Pemko Solok Gelar Tabligh Akbar Peringatan Tahun Baru Islam 1444 H

Solok Kota – Bertempat di Masjid Agung Al Muhsinin Kota Solok, Jum’at (29/7).Wali Kota Solok, Zul Elfian Umar menghadiri Tabligh Akbar dalam rangka Peringatan Tahun Baru Hijriyah 1 Muharram 1444 H.
Turut hadir, Wakil Wali Kota Solok, Ramadhani Kirana Putra, Sekretaris Daerah Kota Solok, Syaiful A, asisten sekda, staf ahli walikota, para kepala OPD, Camat, Lurah serta undangan lainnya. Penceramah pada kesempatan itu, Ketua MUI Sumatera Barat, Buya Gusrizal Gazahar.
Wako Zul Elfian dalam sambutannya mengatakan, Momentum pergantian tahun baru hijriyah hendaknya menjadi refleksi bagi kita untuk bermuhasabah. Peristiwa hijrah Nabi Muhammad SAW dari Makkah menuju Madinah sebagai tonggak penanggalan kalender hijriyah membawa pesan bahwa perubahan sebagai keniscayaan dalam kehidupan. “Allah tidak akan mengubah nasib satu kaum kecuali mereka sendiri yang mengubahnya”. (QS. Ar Rad: 11).
Hijrah yang dimaknai sebagai upaya perbaikan menggambarkan tentang gerak hidup setiap hamba yang dinamis laksana air yang mengalir. Perubahan yang mengarah kepada kebaikan mesti dipahami sebagai orientasi menuju peradaban qur’ani. Berikhtiar tiada henti untuk menjalankan segala perintah Allah dan menjauhi semua larangan-Nya.
Tantangan yang dihadapi setiap hamba sejak zaman dahulu hingga saat ini hakikatnya tidak jauh berbeda. Keputusan Rasulullah SAW untuk melakukan hijrah ke Madinah dilatarbelakangi oleh dahsyatnya sepak terjang kaum jahiliyah yang menentang keras ajaran Illahiyah yang diwahyukan kepada Nabi akhir zaman.

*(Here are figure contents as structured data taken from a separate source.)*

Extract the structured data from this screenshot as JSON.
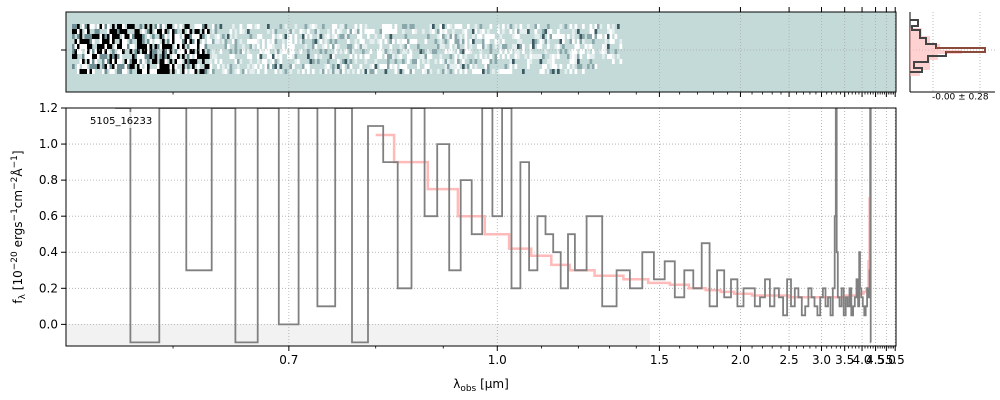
{
  "chart_data": [
    {
      "type": "heatmap",
      "panel": "2d-spectrum",
      "background_color": "#c4dad8",
      "grid": true
    },
    {
      "type": "line",
      "panel": "1d-spectrum",
      "annotation": "5105_16233",
      "xlabel_main": "λ",
      "xlabel_sub": "obs",
      "xlabel_unit": " [μm]",
      "ylabel": "f_λ [10^-20 ergs^-1 cm^-2 Å^-1]",
      "ylabel_parts": {
        "f": "f",
        "lambda": "λ",
        "open": " [10",
        "exp1": "−20",
        "ergs": " ergs",
        "exp2": "−1",
        "cm": "cm",
        "exp3": "−2",
        "A": "Å",
        "exp4": "−1",
        "close": "]"
      },
      "x_scale": "reciprocal",
      "xlim": [
        0.53,
        5.55
      ],
      "ylim": [
        -0.12,
        1.2
      ],
      "xticks": [
        0.7,
        1.0,
        1.5,
        2.0,
        2.5,
        3.0,
        3.5,
        4.0,
        4.5,
        5.0,
        5.5
      ],
      "xtick_labels": [
        "0.7",
        "1.0",
        "1.5",
        "2.0",
        "2.5",
        "3.0",
        "3.5",
        "4.0",
        "4.5",
        "5.0",
        "5.5"
      ],
      "yticks": [
        0.0,
        0.2,
        0.4,
        0.6,
        0.8,
        1.0,
        1.2
      ],
      "ytick_labels": [
        "0.0",
        "0.2",
        "0.4",
        "0.6",
        "0.8",
        "1.0",
        "1.2"
      ],
      "grid": true,
      "series": [
        {
          "role": "data",
          "color": "#808080",
          "x": [
            0.56,
            0.58,
            0.6,
            0.62,
            0.64,
            0.66,
            0.68,
            0.7,
            0.72,
            0.74,
            0.76,
            0.78,
            0.8,
            0.82,
            0.84,
            0.86,
            0.88,
            0.9,
            0.92,
            0.94,
            0.96,
            0.98,
            1.0,
            1.02,
            1.04,
            1.06,
            1.08,
            1.1,
            1.12,
            1.14,
            1.16,
            1.18,
            1.2,
            1.25,
            1.3,
            1.35,
            1.4,
            1.45,
            1.5,
            1.55,
            1.6,
            1.65,
            1.7,
            1.75,
            1.8,
            1.85,
            1.9,
            1.95,
            2.0,
            2.05,
            2.1,
            2.15,
            2.2,
            2.25,
            2.3,
            2.35,
            2.4,
            2.45,
            2.5,
            2.55,
            2.6,
            2.65,
            2.7,
            2.75,
            2.8,
            2.85,
            2.9,
            2.95,
            3.0,
            3.05,
            3.1,
            3.15,
            3.2,
            3.25,
            3.28,
            3.3,
            3.32,
            3.35,
            3.4,
            3.45,
            3.5,
            3.55,
            3.6,
            3.65,
            3.7,
            3.75,
            3.8,
            3.85,
            3.9,
            3.92,
            3.95,
            4.0,
            4.05,
            4.1,
            4.15,
            4.2,
            4.25,
            4.28,
            4.3,
            4.31
          ],
          "y": [
            1.2,
            -0.1,
            1.2,
            0.3,
            1.2,
            -0.1,
            1.2,
            0.0,
            1.2,
            0.1,
            1.2,
            -0.1,
            1.1,
            0.9,
            0.2,
            1.2,
            0.6,
            1.0,
            0.3,
            0.8,
            0.5,
            1.2,
            0.6,
            1.2,
            0.2,
            0.9,
            0.3,
            0.6,
            0.5,
            0.4,
            0.2,
            0.5,
            0.3,
            0.6,
            0.1,
            0.3,
            0.2,
            0.4,
            0.25,
            0.35,
            0.15,
            0.3,
            0.2,
            0.45,
            0.1,
            0.3,
            0.15,
            0.25,
            0.1,
            0.2,
            0.2,
            0.1,
            0.15,
            0.25,
            0.1,
            0.2,
            0.15,
            0.05,
            0.25,
            0.1,
            0.2,
            0.15,
            0.05,
            0.1,
            0.2,
            0.15,
            0.1,
            0.05,
            0.15,
            0.2,
            0.1,
            0.15,
            0.05,
            0.2,
            0.6,
            1.2,
            0.4,
            0.15,
            0.1,
            0.2,
            0.05,
            0.15,
            0.1,
            0.2,
            0.05,
            0.1,
            0.15,
            0.25,
            0.1,
            0.4,
            0.2,
            0.15,
            0.1,
            0.05,
            0.1,
            0.2,
            0.15,
            0.3,
            1.2,
            -0.1
          ]
        },
        {
          "role": "model",
          "color": "#ffb3b3",
          "x": [
            0.8,
            0.85,
            0.9,
            0.95,
            1.0,
            1.05,
            1.1,
            1.15,
            1.2,
            1.3,
            1.4,
            1.5,
            1.6,
            1.7,
            1.8,
            1.9,
            2.0,
            2.2,
            2.4,
            2.6,
            2.8,
            3.0,
            3.2,
            3.4,
            3.6,
            3.8,
            4.0,
            4.1,
            4.2,
            4.25,
            4.28,
            4.3
          ],
          "y": [
            1.05,
            0.9,
            0.75,
            0.6,
            0.5,
            0.42,
            0.38,
            0.33,
            0.3,
            0.27,
            0.25,
            0.23,
            0.22,
            0.2,
            0.19,
            0.18,
            0.17,
            0.16,
            0.16,
            0.15,
            0.15,
            0.15,
            0.15,
            0.15,
            0.16,
            0.16,
            0.17,
            0.18,
            0.2,
            0.35,
            0.7,
            1.2
          ]
        }
      ]
    },
    {
      "type": "bar",
      "panel": "pixel-histogram",
      "annotation": "-0.00 ± 0.28",
      "grid": true
    }
  ]
}
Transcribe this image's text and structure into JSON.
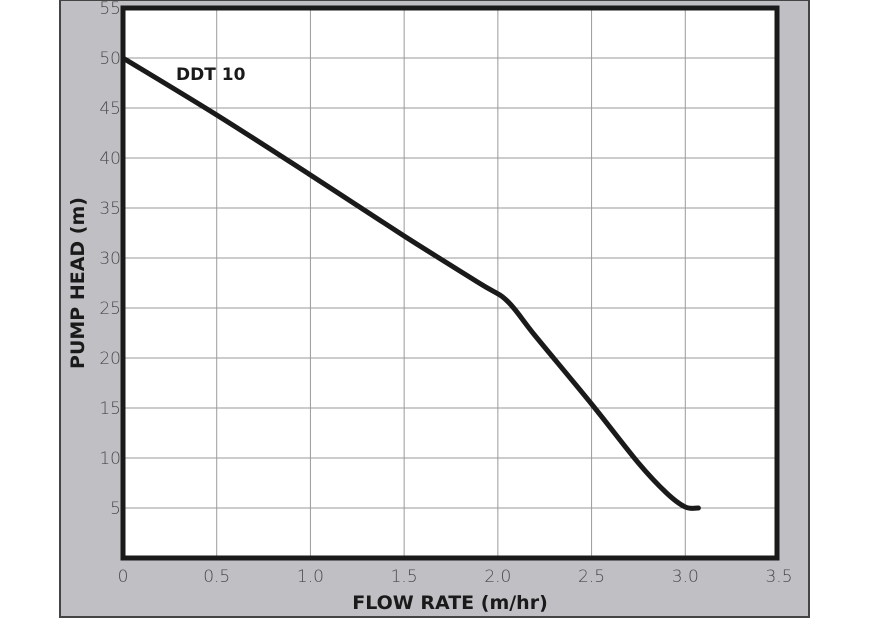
{
  "chart_data": {
    "type": "line",
    "title": "",
    "xlabel": "FLOW RATE (m/hr)",
    "ylabel": "PUMP HEAD (m)",
    "xlim": [
      0,
      3.5
    ],
    "ylim": [
      0,
      55
    ],
    "xticks": [
      "0",
      "0.5",
      "1.0",
      "1.5",
      "2.0",
      "2.5",
      "3.0",
      "3.5"
    ],
    "yticks": [
      "5",
      "10",
      "15",
      "20",
      "25",
      "30",
      "35",
      "40",
      "45",
      "50",
      "55"
    ],
    "grid": true,
    "series": [
      {
        "name": "DDT 10",
        "x": [
          0,
          0.5,
          1.0,
          1.5,
          1.9,
          2.05,
          2.2,
          2.5,
          2.75,
          2.9,
          3.0,
          3.07
        ],
        "y": [
          50,
          44.3,
          38.3,
          32.2,
          27.5,
          25.7,
          22.2,
          15.4,
          9.5,
          6.5,
          5.1,
          5.0
        ]
      }
    ],
    "colors": {
      "panel": "#c0bfc4",
      "plot": "#ffffff",
      "line": "#1a1a1a",
      "grid": "#9a9a9a"
    }
  }
}
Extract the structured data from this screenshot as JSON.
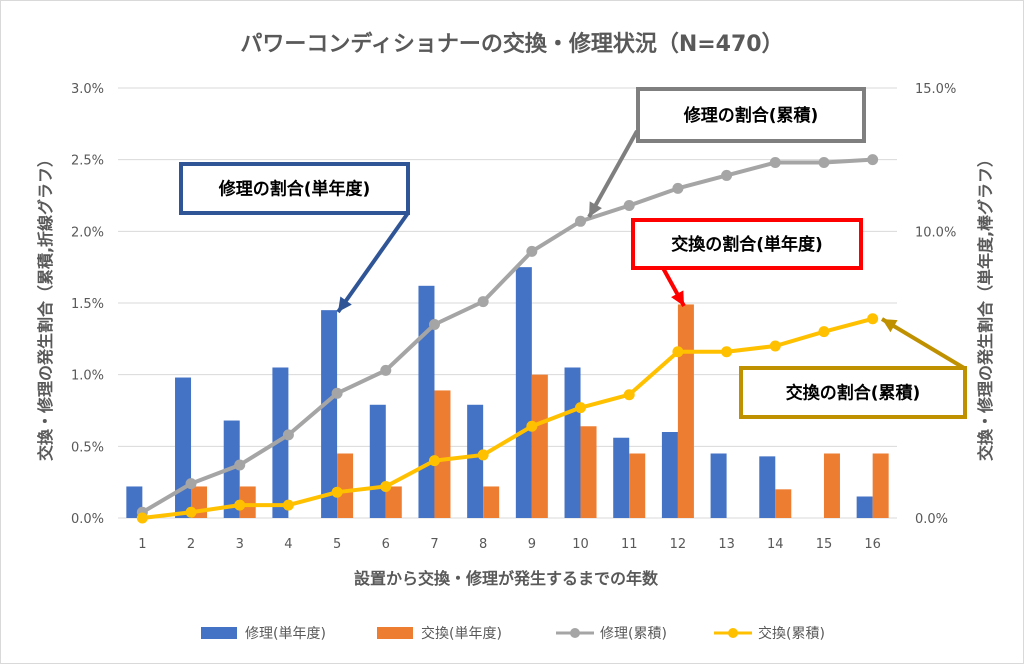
{
  "chart_data": {
    "type": "bar",
    "title": "パワーコンディショナーの交換・修理状況（N=470）",
    "xlabel": "設置から交換・修理が発生するまでの年数",
    "ylabel_left": "交換・修理の発生割合（累積,折線グラフ）",
    "ylabel_right": "交換・修理の発生割合（単年度,棒グラフ）",
    "categories": [
      "1",
      "2",
      "3",
      "4",
      "5",
      "6",
      "7",
      "8",
      "9",
      "10",
      "11",
      "12",
      "13",
      "14",
      "15",
      "16"
    ],
    "left_axis": {
      "min": 0,
      "max": 3.0,
      "ticks": [
        "0.0%",
        "0.5%",
        "1.0%",
        "1.5%",
        "2.0%",
        "2.5%",
        "3.0%"
      ]
    },
    "right_axis": {
      "min": 0,
      "max": 15.0,
      "ticks": [
        "0.0%",
        "5.0%",
        "10.0%",
        "15.0%"
      ]
    },
    "grid": true,
    "legend_position": "bottom",
    "series": [
      {
        "name": "修理(単年度)",
        "kind": "bar",
        "color": "#4472c4",
        "values": [
          0.22,
          0.98,
          0.68,
          1.05,
          1.45,
          0.79,
          1.62,
          0.79,
          1.75,
          1.05,
          0.56,
          0.6,
          0.45,
          0.43,
          0.0,
          0.15
        ]
      },
      {
        "name": "交換(単年度)",
        "kind": "bar",
        "color": "#ed7d31",
        "values": [
          0.0,
          0.22,
          0.22,
          0.0,
          0.45,
          0.22,
          0.89,
          0.22,
          1.0,
          0.64,
          0.45,
          1.49,
          0.0,
          0.2,
          0.45,
          0.45
        ]
      },
      {
        "name": "修理(累積)",
        "kind": "line",
        "color": "#a5a5a5",
        "values": [
          0.2,
          1.2,
          1.85,
          2.9,
          4.35,
          5.15,
          6.75,
          7.55,
          9.3,
          10.35,
          10.9,
          11.5,
          11.95,
          12.4,
          12.4,
          12.5
        ]
      },
      {
        "name": "交換(累積)",
        "kind": "line",
        "color": "#ffc000",
        "values": [
          0.0,
          0.2,
          0.45,
          0.45,
          0.9,
          1.1,
          2.0,
          2.2,
          3.2,
          3.85,
          4.3,
          5.8,
          5.8,
          6.0,
          6.5,
          6.95
        ]
      }
    ],
    "annotations": [
      {
        "text": "修理の割合(単年度)",
        "color": "#2f5597",
        "points_to_category": "5"
      },
      {
        "text": "修理の割合(累積)",
        "color": "#7f7f7f",
        "points_to_category": "10"
      },
      {
        "text": "交換の割合(単年度)",
        "color": "#ff0000",
        "points_to_category": "12"
      },
      {
        "text": "交換の割合(累積)",
        "color": "#bf9000",
        "points_to_category": "16"
      }
    ]
  }
}
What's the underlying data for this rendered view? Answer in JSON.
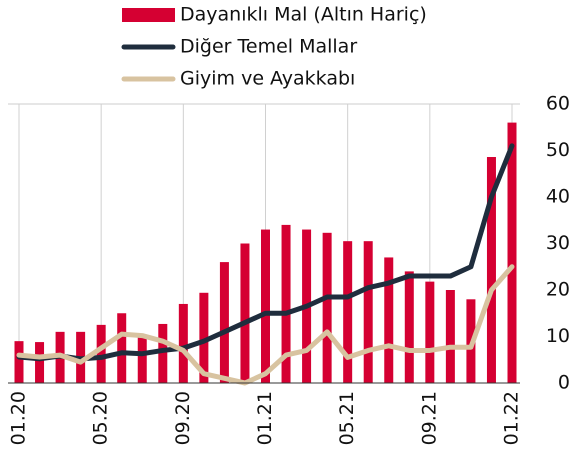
{
  "chart_data": {
    "type": "bar-line",
    "categories": [
      "01.20",
      null,
      null,
      null,
      "05.20",
      null,
      null,
      null,
      "09.20",
      null,
      null,
      null,
      "01.21",
      null,
      null,
      null,
      "05.21",
      null,
      null,
      null,
      "09.21",
      null,
      null,
      null,
      "01.22"
    ],
    "series": [
      {
        "name": "Dayanıklı Mal (Altın Hariç)",
        "kind": "bar",
        "color": "#d50032",
        "values": [
          9,
          8.8,
          11,
          11,
          12.5,
          15,
          10,
          12.7,
          17,
          19.4,
          26,
          30,
          33,
          34,
          33,
          32.3,
          30.5,
          30.5,
          27,
          24,
          21.8,
          20,
          18,
          48.6,
          56
        ]
      },
      {
        "name": "Diğer Temel Mallar",
        "kind": "line",
        "color": "#1f2d3d",
        "values": [
          5.6,
          5.2,
          5.8,
          5.2,
          5.5,
          6.5,
          6.3,
          7,
          7.5,
          9,
          11,
          13,
          15,
          15,
          16.5,
          18.5,
          18.5,
          20.5,
          21.5,
          23,
          23,
          23,
          25,
          40,
          51
        ]
      },
      {
        "name": "Giyim ve Ayakkabı",
        "kind": "line",
        "color": "#d8c3a0",
        "values": [
          6,
          5.6,
          6,
          4.5,
          7.5,
          10.5,
          10.2,
          9,
          7,
          2,
          1,
          0,
          2,
          6,
          7,
          11,
          5.5,
          7,
          8,
          7,
          7,
          7.7,
          7.7,
          20,
          25
        ]
      }
    ],
    "ylim": [
      0,
      60
    ],
    "yticks": [
      0,
      10,
      20,
      30,
      40,
      50,
      60
    ],
    "grid": true
  }
}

Puncak perlakukan kezaliman para musuh Islan yang sudah tidak bisa ditolerir mendorong para sahabat setia mendampingi Nabi SAW untuk berhijrah ke Madinah. Dalam suasana berduka karena ditinggal wafat orang-orang yang dicintainya, Nabi SAW masih mendapat cemoohan dari kaum Quraisy dan ancaman keselamatan jiwanya serta para pengikutnya.
Hikmah dari peristiwa hijrah pada masa Rasulullah SAW dalam kontek saat ini adalah meninggalkan suatu perbuatan, menjauhkan diri dari pergaulan yang tidak baik. Semangat perubahan dan optimisme menjadi motivasi kita agar senantiasa berlomba-lomba dalam kebaikan. Istiqomah dalam ber-amar ma’ruf nahi munkar.
“Dengan Tabligh Akbar ini, diharapkan seluruh hadirin dapat menyerap ilmu dan mengimplementasikan dalam kehidupan sehari-hari. Sehingga Ukhuwah Islamiyah akan terjaga dan nantinya Kota Solok Kota Beras Serambi Madinah yang diberkahi Allah SWT dapat terwujud,” tutup wako.